Q. Having worked on a title for so long that carved out a defined niche for itself, how important do you think it is for brands – and journalists – to create a specialism for themselves?
People have to find their own niche because people aren’t going to listen to you otherwise. You may have the most interesting thing to say about [Ole Gunnar] Solskajer and his diamond formation at United or why Messi shouldn’t be playing at Barcelona, but no one is interested in your views on that. And why should they be?

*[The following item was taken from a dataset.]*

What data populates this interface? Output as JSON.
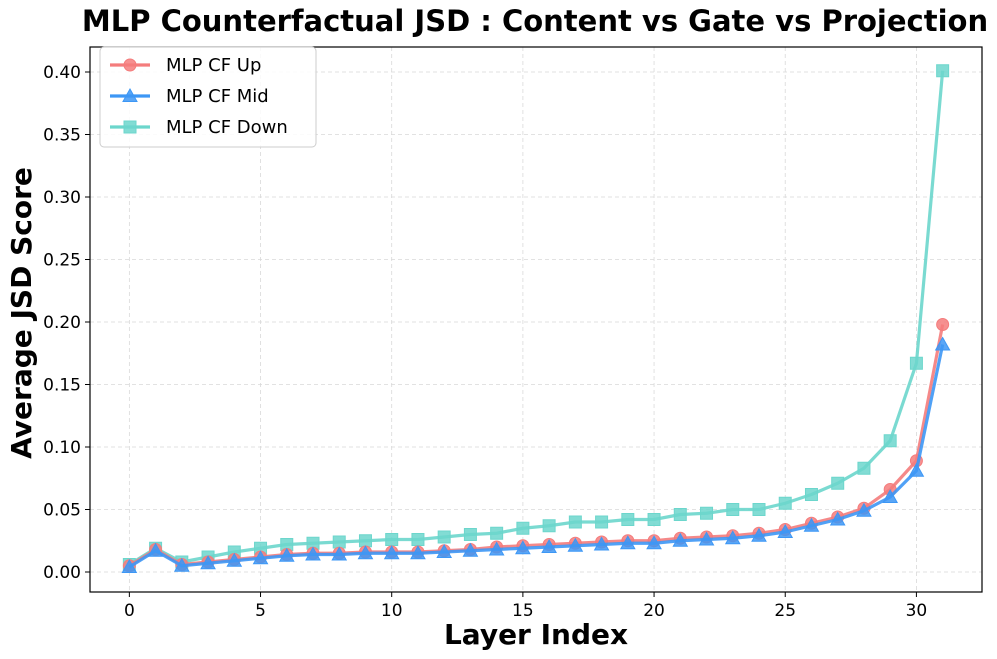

But if you’ve got something to tell someone they don’t know about, that’s interesting and you have to find that niche. I always say to people to find a speciality: pick a country, a team or something that’s different that you can carve out your own speciality with. It’s very difficult – increasingly now because anyone can set themselves up on social media with a blog and everything else. You have to do something really special and you have to be prolific and on top of it the whole time.
Q. So what would your advice be to a young journalist trying to make their way in the industry?
There are still loads of stories out there, not necessarily in England because it’s very hard to find stuff to be original with here, but if you’re based in a country where there is a football culture – and most countries have that of some sort – there are stories there if you dig around.
For example, every World Cup has got 32 teams, going up to 48 in 2026, and the Euros now has 24, so there are more countries than ever taking part in these competitions. Suddenly there’s going to be a lot of people wanting to know about these qualifiers, so it’s looking at countries like that.
There are stories out there, particularly in European international football. Everyone likes to focus on the Premier League and the Champions League and the big teams, but international football is there, for example, and there’s a big interest in the major tournaments every two years. It’s just about finding your specialism.